Her smile began to wither and wane as these misgivings flooded her thoughts. Would the distinct advantage of being able to see the fragrant Bendiks every day in an informal and intimate environment be quickly outweighed by the disadvantages of sharing her house with a man she barely knew?
He seemed to have noticed Lydia’s frozen smile and was looking at her thoughtfully. ‘You have not thought this through, have you?’
‘No!’ she chimed. ‘I have! It’s fine!’
‘Look,’ he said, ‘I love this house, Lydia. You know I do. And I would love to stay here with you. It would solve all my problems. It would be perfect. But I do not, under any circumstances, want you to feel uncomfortable or unhappy. Please, do not be afraid to say so if you’d rather I didn’t come to stay.’
Lydia’s smile softened again. This would be fine. It would have to be fine. Because she could not say no to this beautiful man.
‘Honestly,’ she said. ‘It would be a pleasure. I want you to stay. I really do.’
Bendiks beamed. ‘In that case,’ he said, ‘I would love to accept. Thank you, Lydia. You have made me very, very happy.’

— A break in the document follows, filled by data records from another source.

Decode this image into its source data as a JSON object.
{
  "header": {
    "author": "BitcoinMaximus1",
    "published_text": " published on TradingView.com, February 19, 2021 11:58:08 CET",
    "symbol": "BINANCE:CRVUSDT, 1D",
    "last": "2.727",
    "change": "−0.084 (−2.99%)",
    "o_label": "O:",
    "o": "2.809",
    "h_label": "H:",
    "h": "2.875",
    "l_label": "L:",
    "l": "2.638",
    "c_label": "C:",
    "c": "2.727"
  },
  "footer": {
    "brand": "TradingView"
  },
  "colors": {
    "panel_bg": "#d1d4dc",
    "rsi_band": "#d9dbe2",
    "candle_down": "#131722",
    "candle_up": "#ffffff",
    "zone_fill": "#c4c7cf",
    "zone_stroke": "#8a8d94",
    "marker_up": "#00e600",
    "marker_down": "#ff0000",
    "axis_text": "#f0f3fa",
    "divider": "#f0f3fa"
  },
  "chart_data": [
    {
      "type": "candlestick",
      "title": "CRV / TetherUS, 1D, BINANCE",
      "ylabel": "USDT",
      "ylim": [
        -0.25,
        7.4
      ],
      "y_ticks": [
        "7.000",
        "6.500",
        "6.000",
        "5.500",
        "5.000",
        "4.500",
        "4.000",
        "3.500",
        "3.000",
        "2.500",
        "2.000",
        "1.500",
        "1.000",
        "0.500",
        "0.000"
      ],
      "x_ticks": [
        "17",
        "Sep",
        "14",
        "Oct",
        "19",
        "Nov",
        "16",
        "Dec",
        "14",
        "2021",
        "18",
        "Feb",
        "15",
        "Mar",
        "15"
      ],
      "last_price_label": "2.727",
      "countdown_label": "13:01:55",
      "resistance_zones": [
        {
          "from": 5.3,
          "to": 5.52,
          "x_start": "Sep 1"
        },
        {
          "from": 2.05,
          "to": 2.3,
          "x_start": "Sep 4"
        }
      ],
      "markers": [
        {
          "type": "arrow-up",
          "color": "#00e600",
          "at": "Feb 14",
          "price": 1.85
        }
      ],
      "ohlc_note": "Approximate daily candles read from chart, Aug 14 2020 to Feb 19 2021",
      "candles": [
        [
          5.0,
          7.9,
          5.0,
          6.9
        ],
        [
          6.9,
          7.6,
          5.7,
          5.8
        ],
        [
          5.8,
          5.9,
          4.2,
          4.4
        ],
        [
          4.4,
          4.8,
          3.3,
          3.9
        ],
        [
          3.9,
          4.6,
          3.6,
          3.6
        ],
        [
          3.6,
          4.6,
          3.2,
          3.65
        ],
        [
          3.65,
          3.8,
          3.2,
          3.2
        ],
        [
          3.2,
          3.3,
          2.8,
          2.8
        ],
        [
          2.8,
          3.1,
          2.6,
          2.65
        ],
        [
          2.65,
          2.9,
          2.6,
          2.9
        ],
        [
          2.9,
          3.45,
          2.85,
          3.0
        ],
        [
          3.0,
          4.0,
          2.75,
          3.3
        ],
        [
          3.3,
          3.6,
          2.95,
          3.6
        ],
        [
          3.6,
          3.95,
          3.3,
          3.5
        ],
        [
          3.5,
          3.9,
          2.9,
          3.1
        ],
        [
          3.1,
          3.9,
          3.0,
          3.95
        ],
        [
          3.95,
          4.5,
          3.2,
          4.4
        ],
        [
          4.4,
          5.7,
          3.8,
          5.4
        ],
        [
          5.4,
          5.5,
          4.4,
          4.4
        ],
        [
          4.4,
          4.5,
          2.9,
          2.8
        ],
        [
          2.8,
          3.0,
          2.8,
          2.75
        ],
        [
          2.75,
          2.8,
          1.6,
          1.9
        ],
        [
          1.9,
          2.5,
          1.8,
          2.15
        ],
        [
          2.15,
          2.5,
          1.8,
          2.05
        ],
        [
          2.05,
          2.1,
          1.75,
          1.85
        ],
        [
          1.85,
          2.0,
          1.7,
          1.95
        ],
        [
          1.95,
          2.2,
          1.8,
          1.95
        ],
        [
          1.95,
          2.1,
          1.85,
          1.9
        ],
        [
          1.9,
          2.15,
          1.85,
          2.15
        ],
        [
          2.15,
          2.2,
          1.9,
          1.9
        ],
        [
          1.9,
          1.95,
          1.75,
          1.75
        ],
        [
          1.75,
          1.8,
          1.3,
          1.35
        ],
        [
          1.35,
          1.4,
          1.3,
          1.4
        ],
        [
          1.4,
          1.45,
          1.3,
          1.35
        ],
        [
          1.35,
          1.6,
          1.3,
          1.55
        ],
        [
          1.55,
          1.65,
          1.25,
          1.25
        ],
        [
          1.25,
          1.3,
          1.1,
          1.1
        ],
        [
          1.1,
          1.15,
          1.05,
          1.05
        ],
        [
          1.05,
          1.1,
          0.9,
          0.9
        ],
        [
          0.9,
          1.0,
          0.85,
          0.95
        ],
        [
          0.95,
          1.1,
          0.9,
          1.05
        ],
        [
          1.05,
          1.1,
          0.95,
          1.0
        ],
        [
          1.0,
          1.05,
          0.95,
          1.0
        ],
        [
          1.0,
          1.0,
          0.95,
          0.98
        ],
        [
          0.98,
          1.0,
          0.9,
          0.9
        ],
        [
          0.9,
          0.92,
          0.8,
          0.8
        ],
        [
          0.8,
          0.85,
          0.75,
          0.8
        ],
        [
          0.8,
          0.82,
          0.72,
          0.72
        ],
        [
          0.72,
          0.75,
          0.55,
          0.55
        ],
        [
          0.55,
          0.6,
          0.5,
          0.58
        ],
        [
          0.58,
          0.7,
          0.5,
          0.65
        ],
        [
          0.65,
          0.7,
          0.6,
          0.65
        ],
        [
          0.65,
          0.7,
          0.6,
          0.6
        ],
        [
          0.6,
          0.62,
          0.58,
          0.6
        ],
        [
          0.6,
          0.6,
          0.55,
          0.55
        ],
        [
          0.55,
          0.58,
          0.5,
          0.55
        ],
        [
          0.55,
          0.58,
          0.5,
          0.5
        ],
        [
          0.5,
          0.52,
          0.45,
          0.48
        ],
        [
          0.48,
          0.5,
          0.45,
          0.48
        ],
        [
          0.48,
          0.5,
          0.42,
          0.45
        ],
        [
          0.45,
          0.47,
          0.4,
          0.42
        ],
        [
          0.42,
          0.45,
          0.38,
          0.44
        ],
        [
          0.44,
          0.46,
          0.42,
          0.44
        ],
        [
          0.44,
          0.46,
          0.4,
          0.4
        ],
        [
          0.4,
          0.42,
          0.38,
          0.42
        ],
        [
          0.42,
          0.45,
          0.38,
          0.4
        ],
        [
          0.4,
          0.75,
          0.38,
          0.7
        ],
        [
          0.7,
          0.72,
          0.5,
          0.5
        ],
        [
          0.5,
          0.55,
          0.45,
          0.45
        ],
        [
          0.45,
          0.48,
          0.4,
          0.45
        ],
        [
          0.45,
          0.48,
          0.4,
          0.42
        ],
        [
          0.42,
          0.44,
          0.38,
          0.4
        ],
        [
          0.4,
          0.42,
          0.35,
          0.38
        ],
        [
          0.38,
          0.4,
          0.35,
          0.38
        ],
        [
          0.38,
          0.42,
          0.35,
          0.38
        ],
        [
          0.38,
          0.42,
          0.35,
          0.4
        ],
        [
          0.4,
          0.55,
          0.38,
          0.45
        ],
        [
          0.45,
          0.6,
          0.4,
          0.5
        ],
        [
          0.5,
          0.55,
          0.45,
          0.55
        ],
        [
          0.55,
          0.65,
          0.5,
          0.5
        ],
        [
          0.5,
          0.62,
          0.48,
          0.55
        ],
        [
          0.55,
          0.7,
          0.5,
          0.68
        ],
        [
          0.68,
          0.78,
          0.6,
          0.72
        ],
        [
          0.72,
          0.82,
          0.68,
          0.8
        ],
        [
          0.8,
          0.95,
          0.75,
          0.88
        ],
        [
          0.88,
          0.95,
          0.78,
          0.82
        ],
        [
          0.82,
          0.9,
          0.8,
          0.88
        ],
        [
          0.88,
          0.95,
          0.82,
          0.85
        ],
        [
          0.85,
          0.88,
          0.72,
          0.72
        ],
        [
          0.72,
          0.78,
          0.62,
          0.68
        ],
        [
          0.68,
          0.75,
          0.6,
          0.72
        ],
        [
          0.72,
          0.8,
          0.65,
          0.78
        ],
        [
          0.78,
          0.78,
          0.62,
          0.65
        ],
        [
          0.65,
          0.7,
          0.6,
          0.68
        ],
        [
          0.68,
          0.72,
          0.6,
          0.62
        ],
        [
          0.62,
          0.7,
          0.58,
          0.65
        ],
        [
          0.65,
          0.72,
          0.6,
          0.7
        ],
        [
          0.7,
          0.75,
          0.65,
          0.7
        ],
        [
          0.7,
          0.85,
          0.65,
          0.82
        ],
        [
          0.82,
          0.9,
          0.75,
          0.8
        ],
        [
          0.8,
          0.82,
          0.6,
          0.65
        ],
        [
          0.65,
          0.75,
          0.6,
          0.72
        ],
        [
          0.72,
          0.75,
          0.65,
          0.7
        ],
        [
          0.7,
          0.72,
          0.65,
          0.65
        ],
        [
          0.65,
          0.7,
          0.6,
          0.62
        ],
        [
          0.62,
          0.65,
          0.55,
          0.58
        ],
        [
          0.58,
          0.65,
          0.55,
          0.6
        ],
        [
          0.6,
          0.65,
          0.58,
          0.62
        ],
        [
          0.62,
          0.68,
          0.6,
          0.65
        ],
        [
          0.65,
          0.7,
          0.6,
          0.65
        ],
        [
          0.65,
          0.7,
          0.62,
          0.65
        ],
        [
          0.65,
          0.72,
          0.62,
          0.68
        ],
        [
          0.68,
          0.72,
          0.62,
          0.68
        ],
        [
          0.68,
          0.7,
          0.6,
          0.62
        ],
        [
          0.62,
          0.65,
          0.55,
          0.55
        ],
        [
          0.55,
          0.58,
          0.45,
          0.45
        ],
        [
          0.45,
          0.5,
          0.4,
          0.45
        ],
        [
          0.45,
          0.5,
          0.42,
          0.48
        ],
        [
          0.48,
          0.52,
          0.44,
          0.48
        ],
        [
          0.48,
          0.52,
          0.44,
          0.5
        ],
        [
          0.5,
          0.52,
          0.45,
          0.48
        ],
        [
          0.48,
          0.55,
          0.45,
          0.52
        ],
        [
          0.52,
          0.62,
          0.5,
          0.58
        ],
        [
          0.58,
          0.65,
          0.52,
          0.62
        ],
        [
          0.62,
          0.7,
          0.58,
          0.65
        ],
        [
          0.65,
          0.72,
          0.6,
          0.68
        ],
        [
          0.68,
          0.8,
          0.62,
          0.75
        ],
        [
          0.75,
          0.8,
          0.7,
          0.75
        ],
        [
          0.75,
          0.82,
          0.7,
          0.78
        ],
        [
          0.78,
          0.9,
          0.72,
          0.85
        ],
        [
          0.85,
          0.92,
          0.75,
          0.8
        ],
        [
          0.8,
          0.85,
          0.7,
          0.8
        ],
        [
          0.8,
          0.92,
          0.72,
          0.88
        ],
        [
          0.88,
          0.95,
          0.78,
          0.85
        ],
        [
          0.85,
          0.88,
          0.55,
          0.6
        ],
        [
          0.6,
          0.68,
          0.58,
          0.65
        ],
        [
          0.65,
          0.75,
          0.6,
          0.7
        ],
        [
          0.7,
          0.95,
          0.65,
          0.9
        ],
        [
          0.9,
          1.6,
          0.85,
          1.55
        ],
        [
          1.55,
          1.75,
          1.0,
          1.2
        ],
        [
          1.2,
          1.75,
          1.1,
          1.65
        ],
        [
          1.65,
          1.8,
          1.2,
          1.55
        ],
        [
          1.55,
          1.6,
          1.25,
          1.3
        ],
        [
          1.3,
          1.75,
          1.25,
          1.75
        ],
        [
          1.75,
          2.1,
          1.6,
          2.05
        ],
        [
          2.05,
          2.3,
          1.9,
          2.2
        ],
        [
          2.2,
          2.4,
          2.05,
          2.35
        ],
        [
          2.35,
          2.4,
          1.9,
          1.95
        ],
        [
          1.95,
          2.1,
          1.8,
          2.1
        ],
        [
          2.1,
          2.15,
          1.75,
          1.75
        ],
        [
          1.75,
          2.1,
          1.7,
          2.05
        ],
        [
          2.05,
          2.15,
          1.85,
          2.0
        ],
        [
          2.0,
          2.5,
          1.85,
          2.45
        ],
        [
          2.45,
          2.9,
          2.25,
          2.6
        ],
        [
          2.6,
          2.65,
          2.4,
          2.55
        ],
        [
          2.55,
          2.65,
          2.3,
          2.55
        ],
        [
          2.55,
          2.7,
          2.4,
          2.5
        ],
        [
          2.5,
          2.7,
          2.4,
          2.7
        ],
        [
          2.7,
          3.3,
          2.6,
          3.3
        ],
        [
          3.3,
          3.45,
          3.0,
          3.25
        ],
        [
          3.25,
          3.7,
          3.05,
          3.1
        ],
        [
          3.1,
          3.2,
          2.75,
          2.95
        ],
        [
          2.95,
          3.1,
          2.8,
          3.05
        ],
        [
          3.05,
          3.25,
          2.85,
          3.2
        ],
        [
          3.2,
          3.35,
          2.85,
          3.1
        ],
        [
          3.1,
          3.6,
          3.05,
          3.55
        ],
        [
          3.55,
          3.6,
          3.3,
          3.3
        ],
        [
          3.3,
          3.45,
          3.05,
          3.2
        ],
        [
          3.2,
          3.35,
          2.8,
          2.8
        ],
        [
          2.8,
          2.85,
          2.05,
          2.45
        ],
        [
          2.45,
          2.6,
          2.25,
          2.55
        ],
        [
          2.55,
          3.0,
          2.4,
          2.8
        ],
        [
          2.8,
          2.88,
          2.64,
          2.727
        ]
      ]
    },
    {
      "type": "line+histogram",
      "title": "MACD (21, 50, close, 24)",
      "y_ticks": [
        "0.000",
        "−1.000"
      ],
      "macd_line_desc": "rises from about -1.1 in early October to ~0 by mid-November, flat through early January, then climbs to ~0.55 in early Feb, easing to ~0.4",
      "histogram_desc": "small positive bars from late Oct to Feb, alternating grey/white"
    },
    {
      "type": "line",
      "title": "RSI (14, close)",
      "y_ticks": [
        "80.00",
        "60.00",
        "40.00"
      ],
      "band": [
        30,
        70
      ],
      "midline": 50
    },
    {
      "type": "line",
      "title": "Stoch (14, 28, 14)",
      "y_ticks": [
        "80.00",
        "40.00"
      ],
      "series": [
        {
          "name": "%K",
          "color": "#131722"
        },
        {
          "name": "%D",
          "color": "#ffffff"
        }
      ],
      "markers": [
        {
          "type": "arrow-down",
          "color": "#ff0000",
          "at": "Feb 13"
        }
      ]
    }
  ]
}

She could not remember the last time she’d made anyone happy. She went through life touching no one, making no impact. And here it was, like a small, strange miracle. This man had walked into her home ten minutes ago looking grey and lost. Now his face had regained its colour, his whole demeanour was bright and energised. And she had done that. With one, rash, unplanned gesture. And when she looked at him, she felt more than compassion. This, she reminded herself, was a man who understood her. This was a man who had experienced loss. This was a man from a foreign land who had come to London and made a life for himself. This was a man that she felt comfortable with and actually, now she thought about it, this was a person she might quite like to have around as she stumbled towards the most nerve-racking and peculiar experience of her life.